Slam. She banged the glass on the counter, waited two seconds until it fizzed, and then shot it back. If she’d learned anything during her marriage to Mark, it was how to set boundaries. Although Mark was controlling, he was at heart an insecure man. Zane, on the other hand, was utterly dominant and if she didn’t draw her line in the sand now, he would walk all over her when it came to decisions about Ty. “Thanks, Gunner. I’ll have another.”
She turned and met Zane’s gaze, lifting her chin the tiniest bit just to let him know his dark scowl didn’t affect her, but deep inside, fear curled in her belly. Not because she was afraid of him—for all the darkness in him, and the fear and respect he engendered in his brothers, he was still her Zane—but because she didn’t know if she’d pushed him too far. Was this the moment he would walk away?
Silence. No one moved. No one spoke. Clearly she had crossed some hidden line.
Braced for his reaction, Evie expected a growl or even a shout, perhaps even the sight of his back as he walked away. So when he grabbed her hair, yanked her head back, and sealed his lips over hers in a fierce, possessive kiss, she gave in without a fight, her arms twining around his neck as he ravaged her mouth.
“Well … that was … unexpected,” she said when he gave her a moment to catch her breath. “Maybe I should have another drink.”
He drew her to the side of the bar, away from the curious stares of his brothers. His hands slid over her bare skin, exposed by the cutouts in the dress, and then he yanked her against him and pressed his lips to her ear. “Don’t push me, sweetheart.”
“I already pushed you.”
“And I’m still here,” he said quietly, giving her the reassurance she needed, although she had no idea how he understood her so well.
“Maybe we can be friends again.” She pressed herself against him, breathing in his scent of leather and liquor, and the faintest hint of smoke. He snorted a laugh. “Friends don’t fuck like we did last night.”
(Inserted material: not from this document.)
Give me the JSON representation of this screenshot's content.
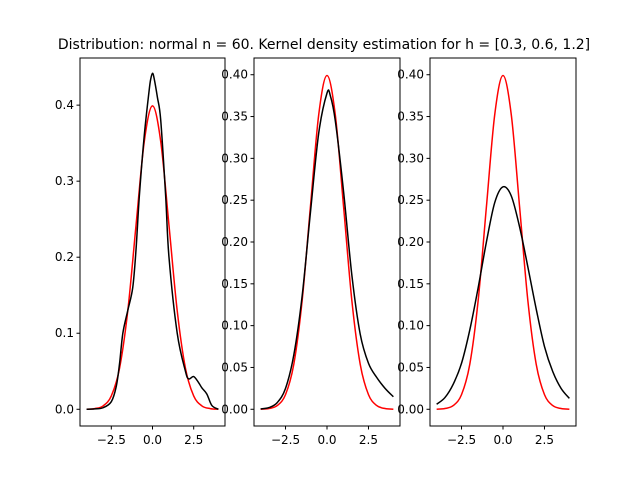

Crude. But true. In fact, she’d never had a boyfriend who’d made her come the way Zane had last night. And he was right; it wasn’t just sex. They had a connection. Whether it was from their shared past, their child, or something deeper, she didn’t know.
He kissed the rise of her breasts above the thin strip of fabric, his hands encircling her waist, fingers trailing up and down the small of her back. “And they don’t fuck the way I’m gonna fuck you now.”
“Maybe I don’t want to fuck in the middle of Sparky’s garage while the Sinners party around us.”